Márcio só observava a esposa, estimulando a sua fala. Queria entender o que Angélica descobriu e de que maneira essas descobertas poderiam torná-los mais felizes e sem tantas brigas por causa do ciúme que ela sente dele. “- Você me pediu para confiar no amor que me tens. Eu nunca te solicitei isso, mas surraste meu diretor não porque eu pudesse dar confiança a ele, mas justamente pelo contrário, desejava construir uma intimidade comigo que nunca teve e por ser branco e tu preto, estava enraivecido, a exemplo do que aconteceu com Rodolfo”.

Antes que o marido pudesse dizer alguma coisa, já que mastigava um pedaço de omelete recheada com bacon, Angélica explicou que havia compreendido aquela observação sobre ela e Rosângela. “- Você me disse que se eu optasse por ela, deixaria o meu caminho livre, mas não falou nada se deixaria de me amar. Provavelmente seguiria me amando em silêncio. Ontem me fez uma série de perguntas sobre uma possível separação se eu te deixaria em paz, tipo seguindo a sua vida. E aí antes de dormir, falou que não quer nada, mas apenas me amar, mas não informou se do meu lado ou separado”, explicou a esposa.

O editor colocou outro pedaço de omelete na boca, enquanto a empresária tentava fazer com que a fala acompanhasse o raciocínio sobre as descobertas que fizera desde a noite em que saiu com as mulheres da família de Márcio que agora eram também do seu núcleo de relações. “- Se nos separarmos, não conseguirei te deixar em paz, e provavelmente farei tudo o que fiz quando te achei no Pontal quando fugiu para tentar entender o que acontecia contigo e sua cabeça. Desejava ter certeza do que sentia por essa bobona aqui e imatura que se tornou sua esposa. E tentaria te achar para quê? Para viver em harmonia contigo ou ficar brigando, dando show pensando que as mulheres poderiam me roubar você, como se tua opinião não valesse nada”, desabafou Angélica, enquanto ingeria seu copo de suco.

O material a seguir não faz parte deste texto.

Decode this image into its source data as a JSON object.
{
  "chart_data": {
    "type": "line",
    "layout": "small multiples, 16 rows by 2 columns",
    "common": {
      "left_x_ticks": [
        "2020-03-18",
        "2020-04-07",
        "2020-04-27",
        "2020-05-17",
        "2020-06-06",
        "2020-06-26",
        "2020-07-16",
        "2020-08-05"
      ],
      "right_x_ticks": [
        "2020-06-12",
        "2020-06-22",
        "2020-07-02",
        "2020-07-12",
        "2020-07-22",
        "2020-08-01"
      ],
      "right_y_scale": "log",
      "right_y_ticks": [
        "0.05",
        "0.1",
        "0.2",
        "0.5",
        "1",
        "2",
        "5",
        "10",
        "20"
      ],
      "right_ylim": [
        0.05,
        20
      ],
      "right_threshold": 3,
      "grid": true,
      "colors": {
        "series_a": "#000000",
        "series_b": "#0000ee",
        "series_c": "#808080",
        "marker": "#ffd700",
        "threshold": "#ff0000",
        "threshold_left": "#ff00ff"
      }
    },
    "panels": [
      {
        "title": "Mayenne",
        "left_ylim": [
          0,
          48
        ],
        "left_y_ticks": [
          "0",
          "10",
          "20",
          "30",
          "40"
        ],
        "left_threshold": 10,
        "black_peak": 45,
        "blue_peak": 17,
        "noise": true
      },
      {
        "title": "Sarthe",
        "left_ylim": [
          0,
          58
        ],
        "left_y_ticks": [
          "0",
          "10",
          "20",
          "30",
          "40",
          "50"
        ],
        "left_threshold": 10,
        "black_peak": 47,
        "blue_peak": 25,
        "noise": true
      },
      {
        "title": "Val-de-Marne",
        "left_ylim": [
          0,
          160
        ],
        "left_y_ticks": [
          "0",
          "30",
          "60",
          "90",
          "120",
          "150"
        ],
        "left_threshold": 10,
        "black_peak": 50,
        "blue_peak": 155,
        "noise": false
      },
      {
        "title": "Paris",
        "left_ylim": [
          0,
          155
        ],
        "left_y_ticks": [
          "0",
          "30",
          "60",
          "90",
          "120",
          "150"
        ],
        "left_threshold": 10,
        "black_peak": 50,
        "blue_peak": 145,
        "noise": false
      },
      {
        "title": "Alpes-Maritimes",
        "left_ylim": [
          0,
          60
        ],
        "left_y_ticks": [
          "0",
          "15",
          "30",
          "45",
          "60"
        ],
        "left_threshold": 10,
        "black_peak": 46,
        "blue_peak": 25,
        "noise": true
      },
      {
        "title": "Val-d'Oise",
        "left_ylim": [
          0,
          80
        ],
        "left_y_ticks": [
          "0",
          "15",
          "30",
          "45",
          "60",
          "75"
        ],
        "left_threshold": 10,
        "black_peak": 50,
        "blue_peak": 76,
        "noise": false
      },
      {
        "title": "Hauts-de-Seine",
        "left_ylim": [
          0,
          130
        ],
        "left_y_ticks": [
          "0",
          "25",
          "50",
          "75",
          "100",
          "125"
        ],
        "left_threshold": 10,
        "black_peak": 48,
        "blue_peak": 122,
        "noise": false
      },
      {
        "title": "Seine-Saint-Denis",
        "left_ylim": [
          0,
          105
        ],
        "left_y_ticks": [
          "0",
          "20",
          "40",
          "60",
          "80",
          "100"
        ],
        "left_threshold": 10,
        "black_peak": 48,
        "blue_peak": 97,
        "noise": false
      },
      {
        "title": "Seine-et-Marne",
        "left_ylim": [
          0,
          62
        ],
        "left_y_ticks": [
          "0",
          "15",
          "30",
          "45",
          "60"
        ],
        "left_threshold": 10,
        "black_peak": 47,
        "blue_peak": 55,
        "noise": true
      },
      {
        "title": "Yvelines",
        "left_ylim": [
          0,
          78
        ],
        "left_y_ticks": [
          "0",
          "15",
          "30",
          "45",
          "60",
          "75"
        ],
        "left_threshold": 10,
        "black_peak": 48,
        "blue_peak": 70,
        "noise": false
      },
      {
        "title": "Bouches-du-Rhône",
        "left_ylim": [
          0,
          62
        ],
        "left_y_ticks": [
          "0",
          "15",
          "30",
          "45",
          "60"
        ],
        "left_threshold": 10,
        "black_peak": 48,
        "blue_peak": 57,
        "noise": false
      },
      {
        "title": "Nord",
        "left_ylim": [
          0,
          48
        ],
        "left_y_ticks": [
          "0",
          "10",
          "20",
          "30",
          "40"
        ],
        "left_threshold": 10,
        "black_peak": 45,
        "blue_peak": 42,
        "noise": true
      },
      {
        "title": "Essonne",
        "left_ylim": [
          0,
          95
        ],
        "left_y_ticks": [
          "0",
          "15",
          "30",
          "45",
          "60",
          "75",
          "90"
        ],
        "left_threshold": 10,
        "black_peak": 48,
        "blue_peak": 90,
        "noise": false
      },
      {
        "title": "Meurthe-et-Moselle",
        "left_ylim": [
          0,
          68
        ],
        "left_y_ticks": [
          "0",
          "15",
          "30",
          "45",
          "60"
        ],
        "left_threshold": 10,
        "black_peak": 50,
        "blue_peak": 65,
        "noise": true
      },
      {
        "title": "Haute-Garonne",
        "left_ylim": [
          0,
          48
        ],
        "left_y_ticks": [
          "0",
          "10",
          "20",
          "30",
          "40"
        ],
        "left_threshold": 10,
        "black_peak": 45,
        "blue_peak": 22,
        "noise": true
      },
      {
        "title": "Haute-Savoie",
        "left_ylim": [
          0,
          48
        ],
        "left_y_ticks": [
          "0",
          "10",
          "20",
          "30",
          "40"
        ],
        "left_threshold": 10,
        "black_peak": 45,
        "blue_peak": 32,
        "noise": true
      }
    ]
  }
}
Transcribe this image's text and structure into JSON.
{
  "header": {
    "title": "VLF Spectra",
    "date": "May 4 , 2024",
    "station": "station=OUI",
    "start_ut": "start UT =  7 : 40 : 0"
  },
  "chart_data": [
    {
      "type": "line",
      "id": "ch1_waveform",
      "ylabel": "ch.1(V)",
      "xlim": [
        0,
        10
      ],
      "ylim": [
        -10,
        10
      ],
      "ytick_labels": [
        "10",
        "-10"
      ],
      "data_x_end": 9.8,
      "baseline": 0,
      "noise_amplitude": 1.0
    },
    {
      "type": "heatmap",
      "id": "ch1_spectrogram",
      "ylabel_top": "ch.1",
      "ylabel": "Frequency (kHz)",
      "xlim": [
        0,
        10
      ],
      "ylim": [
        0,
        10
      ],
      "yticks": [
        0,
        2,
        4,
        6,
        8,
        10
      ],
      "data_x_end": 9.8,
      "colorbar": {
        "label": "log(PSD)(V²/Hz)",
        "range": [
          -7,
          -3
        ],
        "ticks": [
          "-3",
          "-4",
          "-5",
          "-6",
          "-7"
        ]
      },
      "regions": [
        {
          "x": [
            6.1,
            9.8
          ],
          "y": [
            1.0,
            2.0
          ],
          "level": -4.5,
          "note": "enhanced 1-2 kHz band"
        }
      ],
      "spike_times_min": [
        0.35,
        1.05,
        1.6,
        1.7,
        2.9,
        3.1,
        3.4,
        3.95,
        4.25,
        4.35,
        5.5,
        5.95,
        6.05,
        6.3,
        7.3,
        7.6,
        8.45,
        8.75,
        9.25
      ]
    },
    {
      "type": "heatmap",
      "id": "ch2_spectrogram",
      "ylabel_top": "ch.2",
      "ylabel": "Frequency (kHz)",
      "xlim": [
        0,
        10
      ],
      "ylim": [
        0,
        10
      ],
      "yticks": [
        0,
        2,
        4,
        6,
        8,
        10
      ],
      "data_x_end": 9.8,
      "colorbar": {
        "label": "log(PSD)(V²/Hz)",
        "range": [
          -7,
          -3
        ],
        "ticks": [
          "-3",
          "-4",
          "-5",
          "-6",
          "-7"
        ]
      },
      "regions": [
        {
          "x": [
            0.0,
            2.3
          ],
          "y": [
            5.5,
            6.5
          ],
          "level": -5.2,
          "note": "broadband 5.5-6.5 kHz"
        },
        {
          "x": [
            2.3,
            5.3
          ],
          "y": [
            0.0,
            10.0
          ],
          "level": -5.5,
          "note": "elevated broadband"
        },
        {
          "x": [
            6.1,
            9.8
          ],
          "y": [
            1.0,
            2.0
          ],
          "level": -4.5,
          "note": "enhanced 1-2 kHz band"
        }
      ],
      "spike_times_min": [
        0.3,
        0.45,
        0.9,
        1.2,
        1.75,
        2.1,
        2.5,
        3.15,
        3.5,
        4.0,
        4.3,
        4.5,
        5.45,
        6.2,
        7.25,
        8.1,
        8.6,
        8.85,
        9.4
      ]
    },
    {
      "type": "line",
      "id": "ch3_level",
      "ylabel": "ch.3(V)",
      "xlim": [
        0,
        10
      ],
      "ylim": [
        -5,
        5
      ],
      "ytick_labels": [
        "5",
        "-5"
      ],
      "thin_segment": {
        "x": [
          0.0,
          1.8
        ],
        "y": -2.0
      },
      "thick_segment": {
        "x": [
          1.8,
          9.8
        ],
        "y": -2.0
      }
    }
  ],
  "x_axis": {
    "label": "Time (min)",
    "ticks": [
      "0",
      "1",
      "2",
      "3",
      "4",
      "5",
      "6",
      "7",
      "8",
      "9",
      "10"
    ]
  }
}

Márcio se concentrou também em sua bebida, dizendo a esposa: “- Parece que agora está entendendo o que venho lhe dizendo a tempo. Não vou a lugar algum sem o teu amor. Você só via o que sentia e não olhava para o sentimento que estava recebendo do meu coração”.

– Ângela me disse que nenhuma mulher é capaz de ficar entre nós dois, caso eu não queira, mas preciso entender isso. Falou-me que você é um homem especial e que naquela noite achou que tu serias diferente do se apresentou para ela e que tudo poderia ser charme e elas resolveram jogar contigo, Roberto e Leônidas, mas que erraram feio. Amor, quando ela me falou isso, fiquei tão envergonhada e depois quando vi a imagem sua com a perna imobilizada porque eu te dei um pontapé, percebi a enorme cagada que tinha feito e sei que se nós nos separássemos a relação com seus amigos nas minhas empresas, ficaria complicada.

Terminaram o café nesse clima de comunhão, sem promessas, mas internamente com cada um se comprometendo evitar novos desajustes como o ocorrido naquela noite no bar. “- Amor! Não prometo eliminar o ciúme, pois ele é uma amostra-grátis que vem junto com o amor, mas tentarei ser melhor e respirar calmamente o oxigênio que seu coração me oferece a cada manhã. Novamente obrigado por esse amor que parece um átomo em plena explosão”.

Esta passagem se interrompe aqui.